In schools, the principle standards are standardized testing regimens. And from there, we take a measure of academic and career possibilities. What we neglect to relate to people is that these possibilities exist for most everyone else, not simply the top 5% on these tests, and that people should take care to preserve their options, such as by not having children in their teenage years, or not picking up a criminal record, and so on. In other words, we seem to be telling people if you do well on these tests, then there's the fabled American Dream open at your feet, and if not, you're fucked. To be sure, I've encountered hundreds of people in my own academic career who were not cut out to be "educated" in that way. That was not their skill and they had fewer tools sharpened and at the ready to draw on personally in order to advance themselves by the means of an education. But this failing was largely from years of neglect, through a primary system that told them they were not ready and reinforced it by not taking the effort to prepare them anyway. And the reason that many people aren't ready seems to be... that we prepare people to take standardized tests that often have little resemblance to the skills they will need educationally and professionally.

Meanwhile, in health care we seem to have a standard of comparison based on mortality rates. To be sure there are dread diseases that this is a fair comparison for. Presumably if we can cure or even aid with these in treatments, people living longer is a good outcome. But all this emphasis on living longer kind of misses the point.
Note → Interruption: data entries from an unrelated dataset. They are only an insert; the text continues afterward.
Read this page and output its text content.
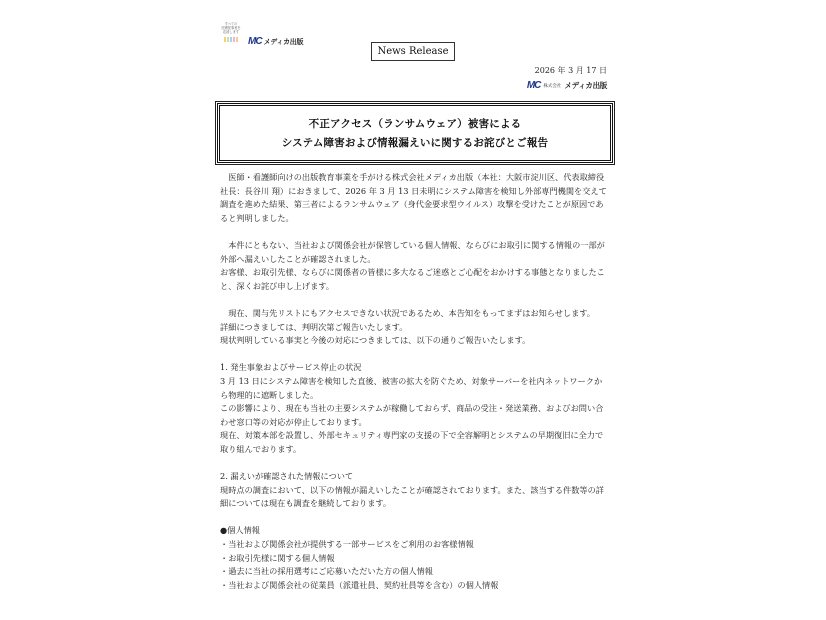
すべての
医療従事者を
応援します
MC メディカ出版
News Release
2026 年 3 月 17 日
MC 株式会社 メディカ出版
不正アクセス（ランサムウェア）被害による
システム障害および情報漏えいに関するお詫びとご報告

医師・看護師向けの出版教育事業を手がける株式会社メディカ出版（本社：大阪市淀川区、代表取締役社長：長谷川 翔）におきまして、2026 年 3 月 13 日未明にシステム障害を検知し外部専門機関を交えて調査を進めた結果、第三者によるランサムウェア（身代金要求型ウイルス）攻撃を受けたことが原因であると判明しました。

本件にともない、当社および関係会社が保管している個人情報、ならびにお取引に関する情報の一部が外部へ漏えいしたことが確認されました。

お客様、お取引先様、ならびに関係者の皆様に多大なるご迷惑とご心配をおかけする事態となりましたこと、深くお詫び申し上げます。

現在、関与先リストにもアクセスできない状況であるため、本告知をもってまずはお知らせします。

詳細につきましては、判明次第ご報告いたします。

現状判明している事実と今後の対応につきましては、以下の通りご報告いたします。

1. 発生事象およびサービス停止の状況

3 月 13 日にシステム障害を検知した直後、被害の拡大を防ぐため、対象サーバーを社内ネットワークから物理的に遮断しました。

この影響により、現在も当社の主要システムが稼働しておらず、商品の受注・発送業務、およびお問い合わせ窓口等の対応が停止しております。

現在、対策本部を設置し、外部セキュリティ専門家の支援の下で全容解明とシステムの早期復旧に全力で取り組んでおります。

2. 漏えいが確認された情報について

現時点の調査において、以下の情報が漏えいしたことが確認されております。また、該当する件数等の詳細については現在も調査を継続しております。

●個人情報

・当社および関係会社が提供する一部サービスをご利用のお客様情報
・お取引先様に関する個人情報
・過去に当社の採用選考にご応募いただいた方の個人情報
・当社および関係会社の従業員（派遣社員、契約社員等を含む）の個人情報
Yes people do not want to die from medical problems "prematurely", but they also want to have lives, not be hooked up to machines to prolong that life but in agony or disuse and despair. And a useful standard for evaluating this sort of thing, Quality adjusted life years, was all but explicitly removed from use during the latest round of health care "reforms". Why?

Because people perceived its use as akin to "death panels". I perceive its use as akin to actually providing health care. The best outcome of delivering care is that the patient lives a longer but happier life, not simply lives longer. It would have been useful if we had some idea whether this is what we were getting for our lost wages and taxes and insurance premiums, because to me, that's what you are ultimately buying.